The Women Kind Collective (aka. The Women’s Shed) was established after receiving funding from the Commonwealth Governments Black Summer Bushfire Recovery and Resilience Funding, to provide opportunities for women of the Manning Valley bushfire effected communities to come together and find space in healing and recovery through connectedness and empowerment within community with other women.

The project empowered local women through a means of connection and capacity building through programs, workshops, classes and upskilling, and through the sharing of these skills; it invited local women to share their skills and knowledge with others and learn new ones along the way whilst establishing meaningful new relationships in a safe and supported space. The project also provided a space for healing and recovery through connection with other women, as in line with the latest trauma recovery research. 

The project was funded from June 2022 until March 2024. The project offered barista training for women and young people, to support skill building, along with local employment opportunities. The program also implemented further social enterprise; offering the consignment sales of local women makers wares within the space.  

Programs included: Love, Peace and Harmony Meditation, Art with Irene, Craft and Connect, The Book was Better Book Club, the “I’m off to Book Club” Social Book Club and Women’s Circles. Currently, additional workshops and activities are booked each month, including belly dancing, water colour painting, repurposing clothing and op-shop tour, Indigenous art, SafeTalk program, Halloween decorating and pumpkin carving, to name a few.

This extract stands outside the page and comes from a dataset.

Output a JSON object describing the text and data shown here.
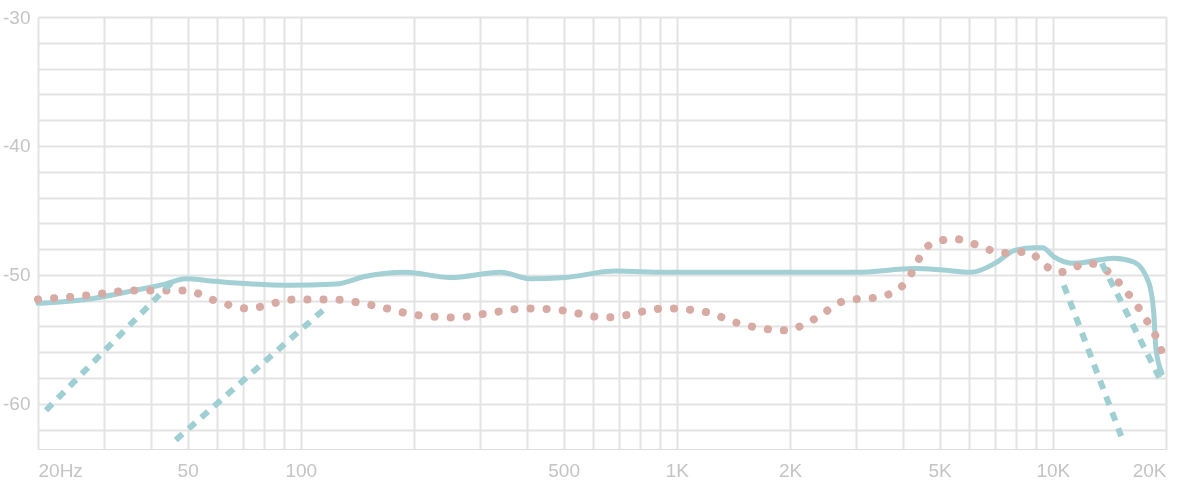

In 2023 Women Kind Collective Hosted The Weave to Heal Arts Project – 

Weave to Heal – Arts Mid North coast – Creative Recovery Project

Watch the beginning: training in creative recovery for local community and artists

WEAVE TO HEAL – Jill Watkins

The weave to heal workshops undertaken on the 16th, 17th and 18th of February 2023 enabled 24 people to experience and engage with Saori weaving.

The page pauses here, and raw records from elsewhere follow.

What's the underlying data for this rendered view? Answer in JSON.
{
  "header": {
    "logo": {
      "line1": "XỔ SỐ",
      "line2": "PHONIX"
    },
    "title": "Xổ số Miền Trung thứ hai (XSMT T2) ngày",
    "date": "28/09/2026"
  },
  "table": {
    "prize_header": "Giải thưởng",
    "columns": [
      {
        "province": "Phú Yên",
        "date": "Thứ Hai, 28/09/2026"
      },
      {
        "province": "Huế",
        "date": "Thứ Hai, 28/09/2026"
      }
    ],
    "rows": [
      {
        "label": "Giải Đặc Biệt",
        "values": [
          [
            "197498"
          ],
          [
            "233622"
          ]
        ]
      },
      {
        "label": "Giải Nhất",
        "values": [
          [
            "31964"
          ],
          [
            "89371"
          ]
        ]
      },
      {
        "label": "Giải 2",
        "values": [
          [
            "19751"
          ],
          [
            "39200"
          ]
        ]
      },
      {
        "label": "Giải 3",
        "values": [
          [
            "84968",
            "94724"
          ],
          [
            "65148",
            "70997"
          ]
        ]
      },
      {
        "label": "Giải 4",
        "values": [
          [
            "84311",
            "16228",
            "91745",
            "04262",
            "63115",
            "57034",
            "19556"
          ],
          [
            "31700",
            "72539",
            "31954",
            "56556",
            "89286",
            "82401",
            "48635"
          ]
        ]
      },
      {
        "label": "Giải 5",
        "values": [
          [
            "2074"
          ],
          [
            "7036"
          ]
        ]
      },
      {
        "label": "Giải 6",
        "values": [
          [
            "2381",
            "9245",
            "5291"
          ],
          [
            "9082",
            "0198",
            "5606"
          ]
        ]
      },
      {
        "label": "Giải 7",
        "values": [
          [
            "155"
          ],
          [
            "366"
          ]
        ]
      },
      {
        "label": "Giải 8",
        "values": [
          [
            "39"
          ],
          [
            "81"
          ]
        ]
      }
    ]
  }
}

Saori is hand weaving that emphasises and prioritises creativity and free expression. No rules, no fear – just pure absorption and immersion into weaving and working with yarn and threads. This ‘non-technique’ is meditative in nature and aims to build a clearer expression of your human self from the process itself and the resulting handwoven cloth.

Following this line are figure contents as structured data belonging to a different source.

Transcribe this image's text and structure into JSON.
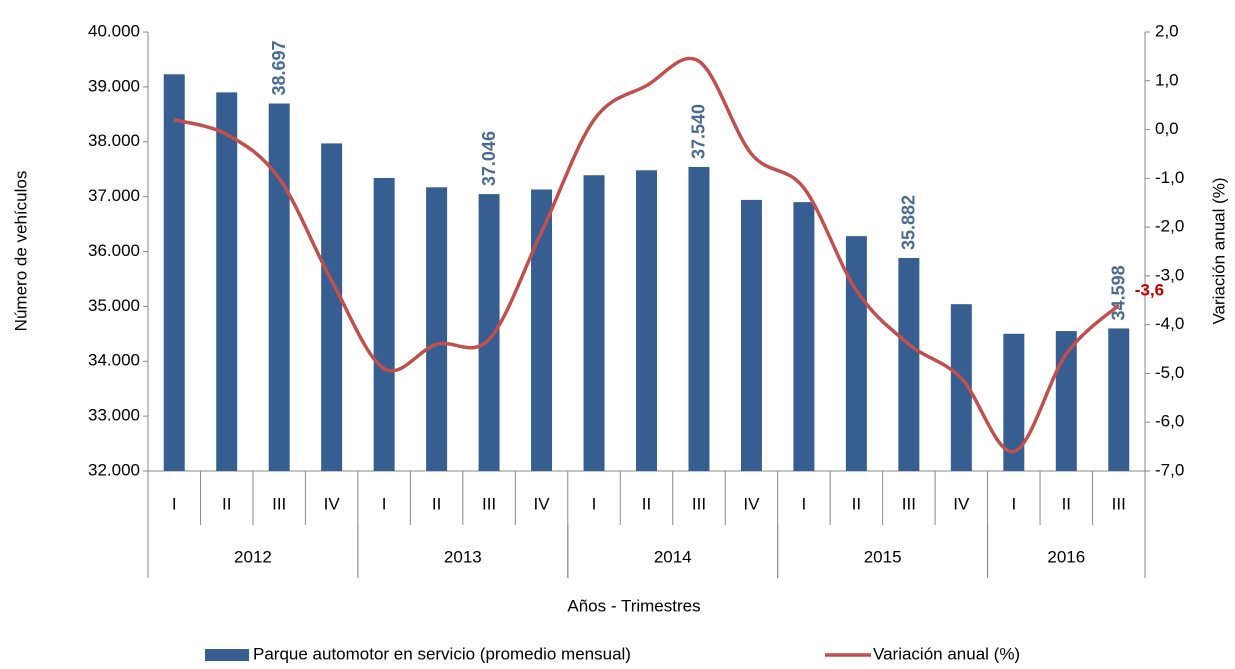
{
  "chart_data": {
    "type": "bar-line",
    "x_title": "Años - Trimestres",
    "y_title": "Número de vehículos",
    "y2_title": "Variación anual (%)",
    "categories": [
      "I",
      "II",
      "III",
      "IV",
      "I",
      "II",
      "III",
      "IV",
      "I",
      "II",
      "III",
      "IV",
      "I",
      "II",
      "III",
      "IV",
      "I",
      "II",
      "III"
    ],
    "groups": [
      {
        "label": "2012",
        "count": 4
      },
      {
        "label": "2013",
        "count": 4
      },
      {
        "label": "2014",
        "count": 4
      },
      {
        "label": "2015",
        "count": 4
      },
      {
        "label": "2016",
        "count": 3
      }
    ],
    "series": [
      {
        "name": "Parque automotor en servicio (promedio mensual)",
        "type": "bar",
        "color": "#375e91",
        "values": [
          39230,
          38900,
          38697,
          37970,
          37340,
          37170,
          37046,
          37130,
          37390,
          37480,
          37540,
          36940,
          36900,
          36280,
          35882,
          35040,
          34500,
          34550,
          34598
        ],
        "value_labels": [
          null,
          null,
          "38.697",
          null,
          null,
          null,
          "37.046",
          null,
          null,
          null,
          "37.540",
          null,
          null,
          null,
          "35.882",
          null,
          null,
          null,
          "34.598"
        ]
      },
      {
        "name": "Variación anual (%)",
        "type": "line",
        "axis": "y2",
        "color": "#c0504d",
        "values": [
          0.2,
          -0.1,
          -1.0,
          -3.1,
          -4.9,
          -4.4,
          -4.3,
          -2.1,
          0.2,
          0.9,
          1.4,
          -0.5,
          -1.2,
          -3.3,
          -4.4,
          -5.1,
          -6.6,
          -4.6,
          -3.6
        ],
        "value_labels": [
          null,
          null,
          null,
          null,
          null,
          null,
          null,
          null,
          null,
          null,
          null,
          null,
          null,
          null,
          null,
          null,
          null,
          null,
          "-3,6"
        ]
      }
    ],
    "ylim": [
      32000,
      40000
    ],
    "yticks": [
      {
        "value": 32000,
        "label": "32.000"
      },
      {
        "value": 33000,
        "label": "33.000"
      },
      {
        "value": 34000,
        "label": "34.000"
      },
      {
        "value": 35000,
        "label": "35.000"
      },
      {
        "value": 36000,
        "label": "36.000"
      },
      {
        "value": 37000,
        "label": "37.000"
      },
      {
        "value": 38000,
        "label": "38.000"
      },
      {
        "value": 39000,
        "label": "39.000"
      },
      {
        "value": 40000,
        "label": "40.000"
      }
    ],
    "y2lim": [
      -7,
      2
    ],
    "y2ticks": [
      {
        "value": -7,
        "label": "-7,0"
      },
      {
        "value": -6,
        "label": "-6,0"
      },
      {
        "value": -5,
        "label": "-5,0"
      },
      {
        "value": -4,
        "label": "-4,0"
      },
      {
        "value": -3,
        "label": "-3,0"
      },
      {
        "value": -2,
        "label": "-2,0"
      },
      {
        "value": -1,
        "label": "-1,0"
      },
      {
        "value": 0,
        "label": "0,0"
      },
      {
        "value": 1,
        "label": "1,0"
      },
      {
        "value": 2,
        "label": "2,0"
      }
    ],
    "legend": "bottom"
  }
}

The participants whom attended the workshops were all women, and from ages 15 years and over.

There were participants from the black summer fire affected communities.

Women whom lost everything, women who stayed to fight the fires to save their home and women who were traumatised by the “watching” and “witnessing” the impact on our community and its members.

The beauty of working in the round facilitated inclusion and sharing. I believe there were new friendships created and new networks made and stories told.

Each weaving was unique, an incredible thing to watch individuals as they are given the same tools, same palette of materials, and we end up with very different artworks from each person.

The Amazing Works will be displayed at MVNS from April 2026 – stop by and take a look during our opening hours.